Утром вопрос был решен окончательно, и бабушка с достоинством объявила свое решение Ненси:
– Ненси, mon enfant, все это очень… очень печально! Я не о том мечтала для тебя… Mais, que faire?[83]– пусть будет так, как ты того желаешь.
Ненси бросилась к ней на шею, осыпая поцелуями, и ураганом понеслась, с радостной вестью, в обрыву.
Юрий уже ждал ее. Он забрался чуть не с самого утра и сгорал от нетерпения.
– Все решено – я выхожу за вас замуж! – крикнула ему Ненси, сияющая, запыхавшаяся…
Что-то невероятное произошло в сердце юноши. Он сам не отдавал себе отчета в своем чувстве. Он благоговел, он преклонялся перед Ненси, обожал ее, готов был сложить за нее голову, но такой простой исход и на мысль ему не приходил. А теперь, вдруг, все стало ясно для него. Ну да! она – его жена! Иначе не могло быть, и не может!
Весь трепетный, стыдливо и несмело, он протянул к ней руки, а она прижалась крепко к его молодой груди.
В траве стрекотал кузнечик, ручей тихо журчал, шумели деревья… И вся природа, – свидетельница их поцелуя, – казалось, ликовала вместе с ними и пела им радостный гимн любви.
Они уселись на свой камень; они болтали, болтали что-то бессвязное, смеялись, беспрестанно целуясь, – опять болтали, опять целовались, опять смеялись…

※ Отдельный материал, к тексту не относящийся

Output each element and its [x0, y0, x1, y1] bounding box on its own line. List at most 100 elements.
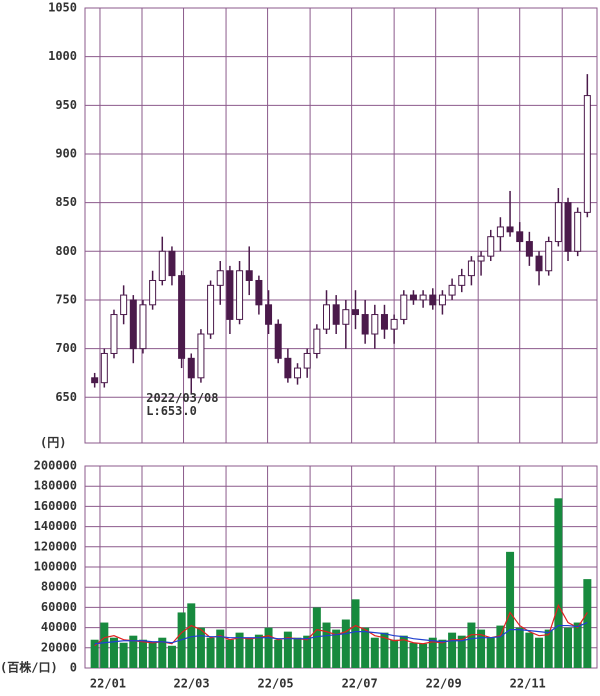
plot-frame: [84, 7, 598, 444]
y-tick-label: 650: [55, 390, 77, 404]
candle-body: [110, 314, 118, 354]
candle-body: [467, 260, 475, 277]
candle-body: [245, 270, 253, 281]
y-tick-label: 40000: [41, 620, 77, 634]
candle-body: [438, 294, 446, 306]
volume-bar: [554, 498, 563, 668]
candle-body: [574, 211, 582, 252]
candle-body: [496, 226, 504, 238]
candle-body: [564, 202, 572, 252]
volume-bar: [564, 627, 573, 668]
candle-body: [255, 279, 263, 306]
candle-body: [332, 304, 340, 325]
volume-bar: [370, 637, 379, 668]
candle-body: [554, 202, 562, 243]
annotation-value: L:653.0: [146, 404, 197, 418]
candle-body: [294, 367, 302, 379]
volume-bar: [129, 635, 138, 668]
volume-bar: [457, 635, 466, 668]
volume-bar: [341, 619, 350, 668]
y-tick-label: 140000: [34, 519, 77, 533]
plot-frame: [84, 465, 598, 669]
candle-body: [525, 241, 533, 257]
candle-body: [380, 314, 388, 330]
volume-bar: [573, 622, 582, 668]
moving-average: [94, 603, 588, 647]
candle-body: [91, 377, 99, 384]
moving-average: [94, 621, 588, 645]
volume-bar: [264, 627, 273, 668]
candle-body: [226, 270, 234, 320]
y-tick-label: 900: [55, 146, 77, 160]
y-tick-label: 120000: [34, 539, 77, 553]
y-tick-label: 60000: [41, 600, 77, 614]
volume-bar: [351, 599, 360, 668]
candle-body: [361, 314, 369, 335]
volume-bar: [361, 627, 370, 668]
x-tick-label: 22/09: [426, 677, 462, 691]
volume-bar: [486, 637, 495, 668]
volume-bar: [148, 642, 157, 668]
volume-bar: [399, 635, 408, 668]
candle-body: [545, 241, 553, 272]
candle-body: [313, 328, 321, 354]
candle-body: [207, 284, 215, 335]
candle-body: [400, 294, 408, 320]
candle-body: [236, 270, 244, 320]
volume-bar: [100, 622, 109, 668]
volume-bar: [274, 639, 283, 668]
volume-bar: [196, 627, 205, 668]
candle-body: [187, 357, 195, 379]
candle-body: [120, 294, 128, 316]
volume-bar: [332, 629, 341, 668]
candle-body: [390, 318, 398, 330]
x-tick-label: 22/01: [90, 677, 126, 691]
candle-body: [409, 294, 417, 301]
volume-bar: [477, 629, 486, 668]
y-tick-label: 80000: [41, 580, 77, 594]
candle-body: [351, 309, 359, 316]
unit-label: (百株/口): [0, 660, 58, 675]
y-tick-label: 800: [55, 244, 77, 258]
annotation-date: 2022/03/08: [146, 391, 218, 405]
volume-bar: [448, 632, 457, 668]
volume-bar: [535, 637, 544, 668]
candle-body: [342, 309, 350, 325]
candle-body: [284, 357, 292, 379]
volume-bar: [303, 635, 312, 668]
volume-bar: [245, 637, 254, 668]
candle-body: [100, 352, 108, 384]
candle-body: [583, 95, 591, 213]
volume-bar: [390, 639, 399, 668]
volume-bar: [583, 579, 592, 668]
volume-bar: [428, 637, 437, 668]
volume-bar: [525, 632, 534, 668]
candle-body: [419, 294, 427, 301]
candle-body: [506, 226, 514, 233]
candle-body: [535, 255, 543, 272]
volume-bar: [419, 643, 428, 668]
volume-bar: [90, 639, 99, 668]
candle-body: [516, 231, 524, 243]
volume-bar: [438, 639, 447, 668]
y-tick-label: 100000: [34, 560, 77, 574]
candle-body: [139, 304, 147, 350]
y-tick-label: 180000: [34, 479, 77, 493]
y-tick-label: 20000: [41, 640, 77, 654]
candle-body: [197, 333, 205, 379]
candle-body: [448, 284, 456, 296]
y-tick-label: 200000: [34, 459, 77, 473]
volume-bar: [409, 642, 418, 668]
candle-body: [429, 294, 437, 306]
volume-bar: [293, 637, 302, 668]
y-tick-label: 1000: [48, 49, 77, 63]
candle-body: [149, 279, 157, 306]
y-tick-label: 950: [55, 98, 77, 112]
y-tick-label: 1050: [48, 1, 77, 15]
candle-body: [274, 323, 282, 359]
x-tick-label: 22/07: [342, 677, 378, 691]
volume-bar: [496, 625, 505, 668]
volume-bar: [216, 629, 225, 668]
y-tick-label: 0: [70, 661, 77, 675]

– Прощай!.. – сказала, наконец, раскрасневшаяся Ненси, целуя его «в последний из последних» раз. – Сегодня вечером ты к нам придешь.
Вечером бабушка ласково встретила молодого человека и даже произнесла нечто в роде маленькой речи по поводу его будущих обязанностей относительно Ненси и серьезности предстоящего шага. Она сняла со стены старинный образ Скорбящей Божией Матери, – «que ma chére mére m'а bénite»[84] – и благословила, растроганная, со слезами на глазах, «les enfants terribles et bien aimés»[85], – как назвала она счастливую пару юнцов. А так как, по ее мнению, вопрос окончательно решен, – «то нечего делать излишних проволочек, бесполезно мучить бедных детей» – условлено было обвенчать их как можно скорее, дать насладиться семейным счастием и затем ехать втроем в Париж, на всю зиму.

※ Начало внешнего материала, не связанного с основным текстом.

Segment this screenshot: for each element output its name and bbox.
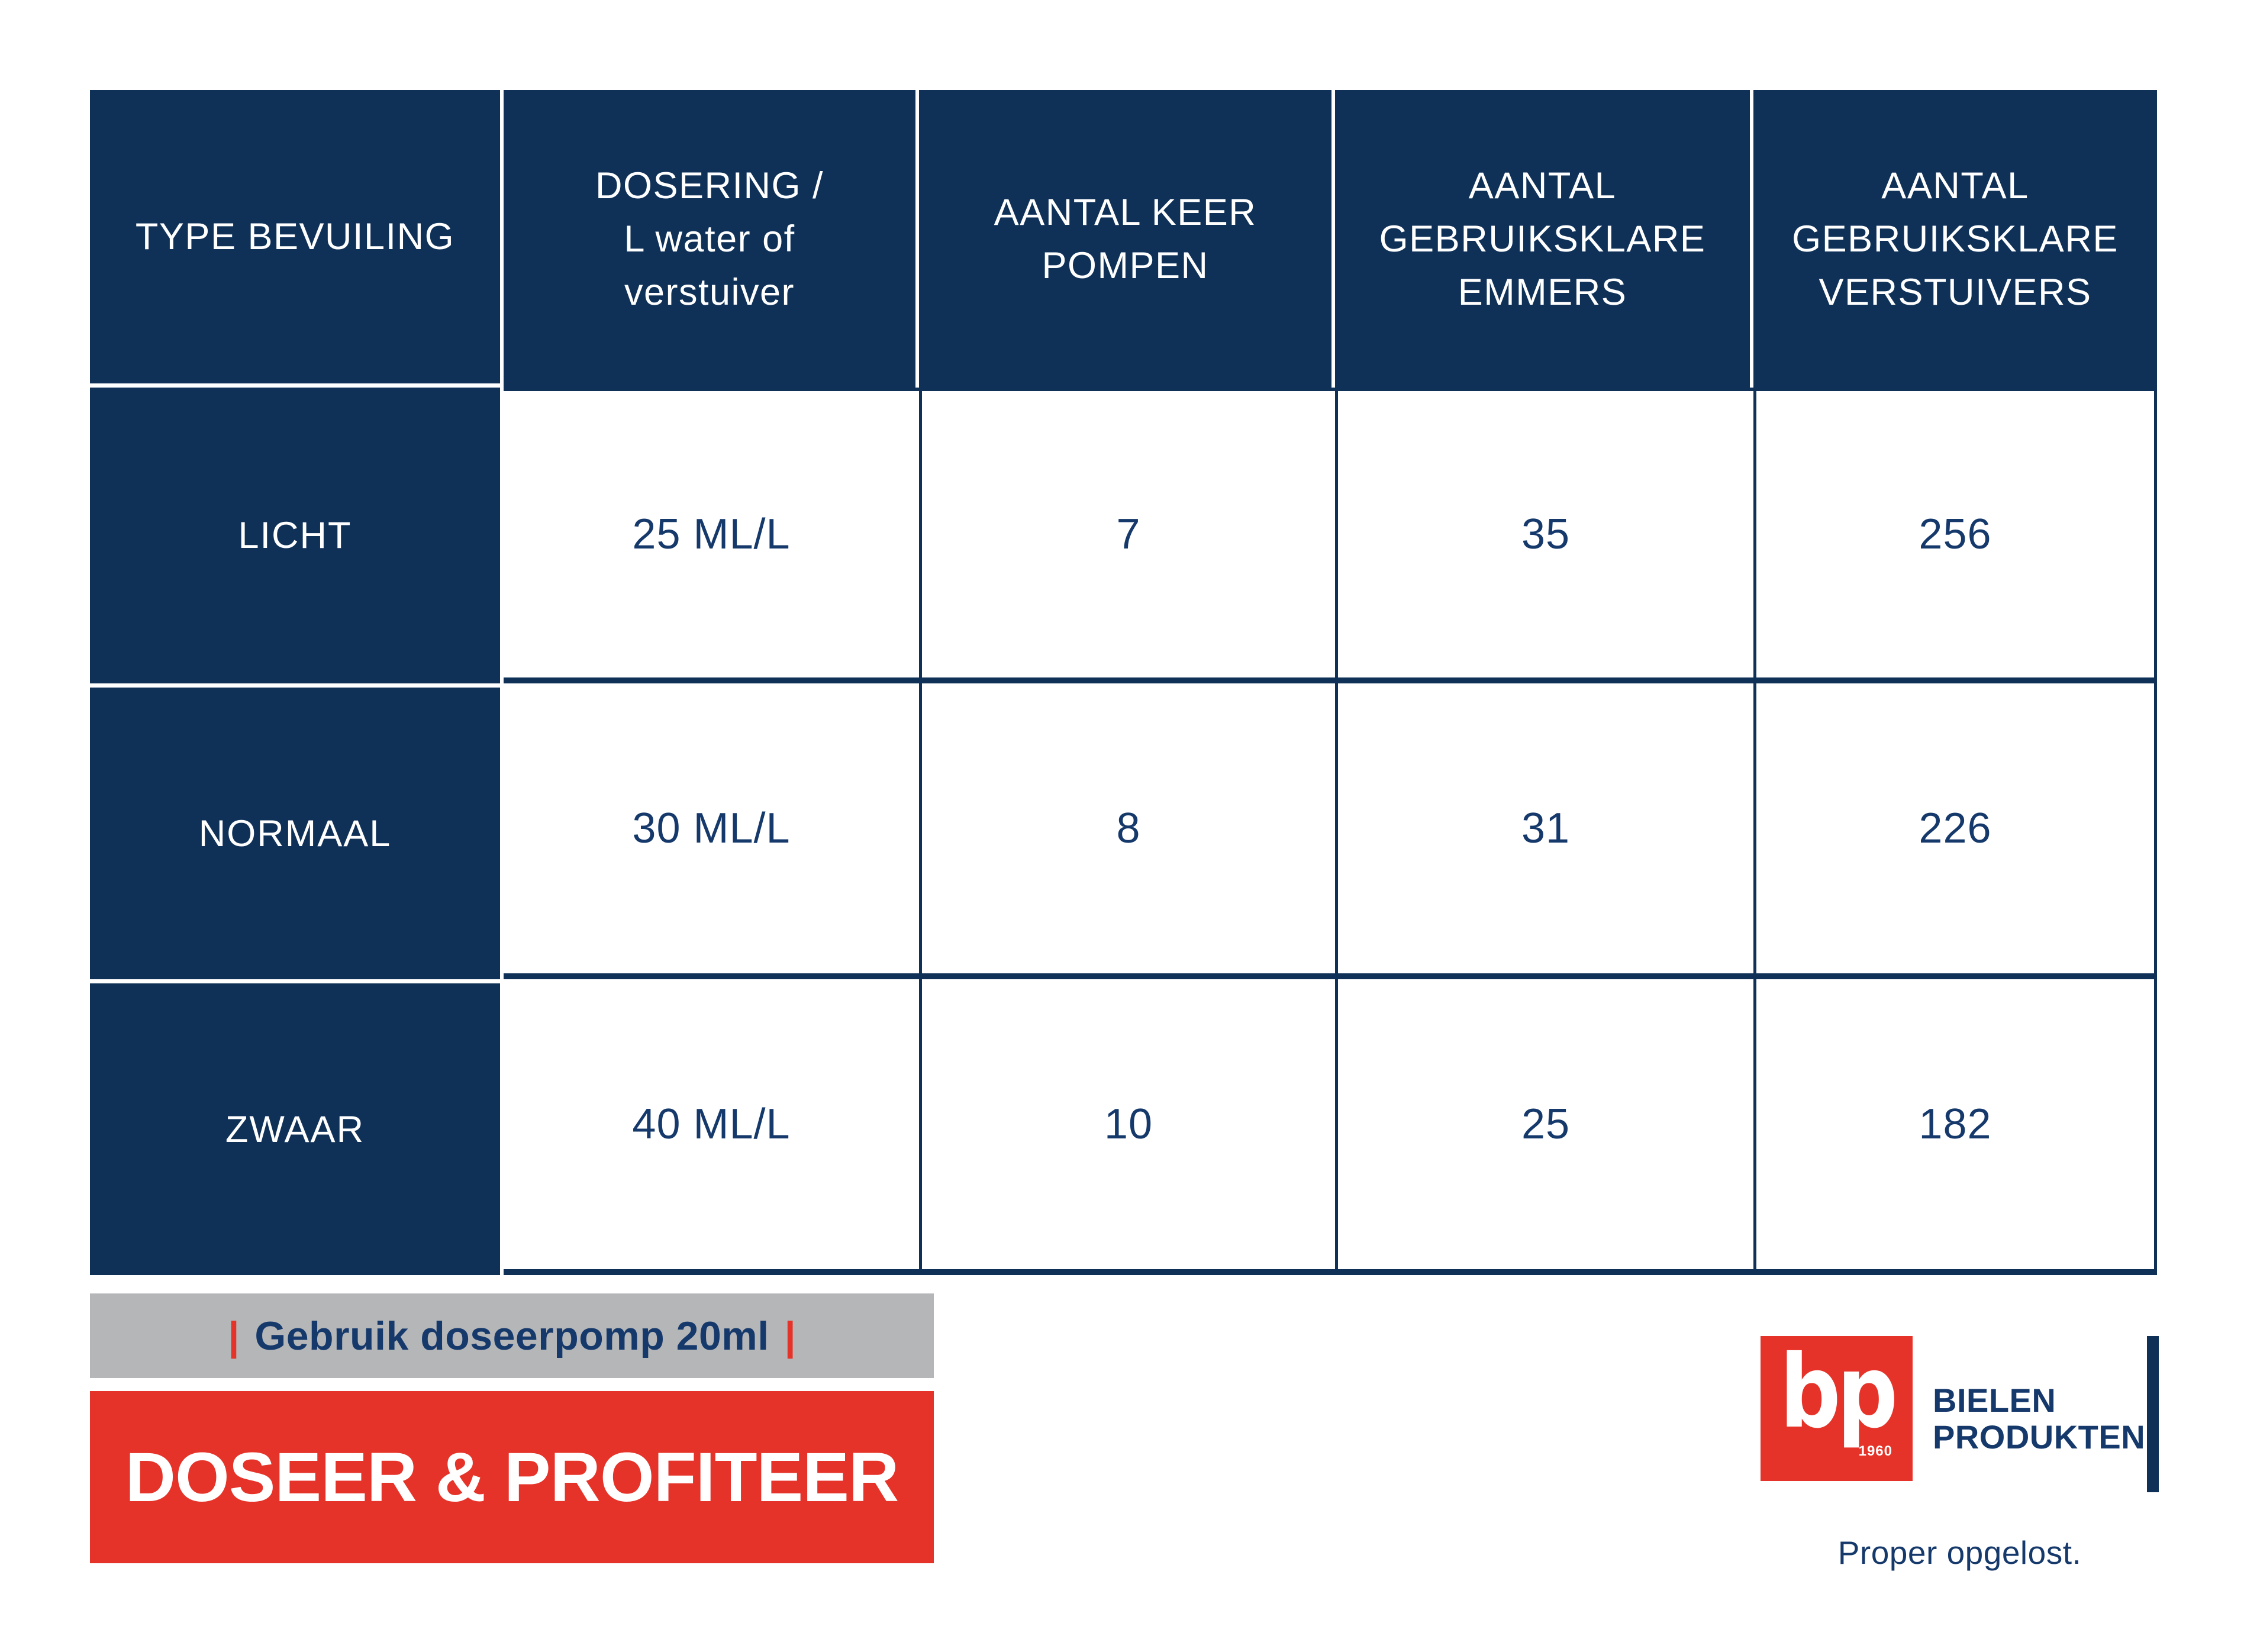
header-line: L water of — [624, 218, 795, 260]
bp-logo-letters: bp — [1779, 1334, 1898, 1451]
header-line: VERSTUIVERS — [1819, 271, 2092, 313]
cell-licht-pompen: 7 — [919, 388, 1335, 683]
logo-company-name: BIELEN PRODUKTEN — [1933, 1382, 2145, 1456]
cell-licht-verstuivers: 256 — [1753, 388, 2157, 683]
header-line: TYPE BEVUILING — [135, 216, 455, 257]
header-line: DOSERING / — [595, 164, 824, 206]
header-line: EMMERS — [1458, 271, 1627, 313]
dosing-table: TYPE BEVUILING DOSERING / L water of ver… — [90, 90, 2157, 1275]
header-line: GEBRUIKSKLARE — [1792, 218, 2119, 260]
headline-banner: DOSEER & PROFITEER — [90, 1391, 934, 1563]
cell-normaal-verstuivers: 226 — [1753, 683, 2157, 979]
header-line: AANTAL — [1468, 164, 1617, 206]
logo-tagline: Proper opgelost. — [1837, 1534, 2082, 1571]
logo-name-line1: BIELEN — [1933, 1382, 2056, 1419]
header-dosering: DOSERING / L water of verstuiver — [504, 90, 919, 388]
header-gebruiksklare-emmers: AANTAL GEBRUIKSKLARE EMMERS — [1335, 90, 1753, 388]
header-line: GEBRUIKSKLARE — [1379, 218, 1706, 260]
logo-divider-bar — [2147, 1336, 2159, 1492]
cell-licht-emmers: 35 — [1335, 388, 1753, 683]
cell-zwaar-pompen: 10 — [919, 979, 1335, 1275]
red-pipe-left: | — [228, 1313, 240, 1359]
header-line: verstuiver — [624, 271, 795, 313]
row-label-normaal: NORMAAL — [90, 683, 504, 979]
row-label-licht: LICHT — [90, 388, 504, 683]
logo-name-line2: PRODUKTEN — [1933, 1418, 2146, 1456]
cell-licht-dosering: 25 ML/L — [504, 388, 919, 683]
header-line: POMPEN — [1042, 244, 1209, 286]
note-banner: | Gebruik doseerpomp 20ml | — [90, 1293, 934, 1378]
header-type-bevuiling: TYPE BEVUILING — [90, 90, 504, 388]
note-text: Gebruik doseerpomp 20ml — [254, 1313, 769, 1359]
cell-zwaar-emmers: 25 — [1335, 979, 1753, 1275]
bp-logo-mark: bp 1960 — [1761, 1336, 1913, 1481]
cell-normaal-dosering: 30 ML/L — [504, 683, 919, 979]
cell-zwaar-dosering: 40 ML/L — [504, 979, 919, 1275]
cell-zwaar-verstuivers: 182 — [1753, 979, 2157, 1275]
header-line: AANTAL — [1881, 164, 2029, 206]
header-line: AANTAL KEER — [994, 191, 1257, 233]
cell-normaal-emmers: 31 — [1335, 683, 1753, 979]
header-aantal-keer-pompen: AANTAL KEER POMPEN — [919, 90, 1335, 388]
row-label-zwaar: ZWAAR — [90, 979, 504, 1275]
bp-logo-year: 1960 — [1858, 1443, 1892, 1459]
red-pipe-right: | — [784, 1313, 796, 1359]
headline-text: DOSEER & PROFITEER — [125, 1438, 899, 1517]
header-gebruiksklare-verstuivers: AANTAL GEBRUIKSKLARE VERSTUIVERS — [1753, 90, 2157, 388]
cell-normaal-pompen: 8 — [919, 683, 1335, 979]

В чаду, в угаре счастия Юрий позабыл совсем, что в сентябре обязан будет явиться в консерваторию. Он сразу растерял все свои мысли, понятия о пространстве и времени; вера в призвание, жажда жизни – все это странным образом спуталось, переплелось и даже точно исчезло из памяти, заслоняемое одним безумным, всевластным чувством. Ему казалось, что он на все должен смотреть глазами Ненси, думать ее мыслями и жить только для нее, для нее одной! Остального не существовало больше!.. А бабушка, эта чудная бабушка, устроивающая его счастие, была для него теперь идеалом добра и великодушия!
В таком полуопьяненном состоянии вернулся он домой.
– Мама, знаешь, я женюсь!.. – сразу объявил он, распахнув настежь стеклянную дверь балкона.
Мать, сидевшая у лампы с работой в руках, не вдруг поняла его.
– Ну да – я женюсь!
Наталья Федоровна продолжала глядеть на него, по прежнему, с полным недоумением:
– Ты, кажется, с ума сошел, – медленно произнесла она.
Юрий вспыхнул и рассказал ей подробности своего романа.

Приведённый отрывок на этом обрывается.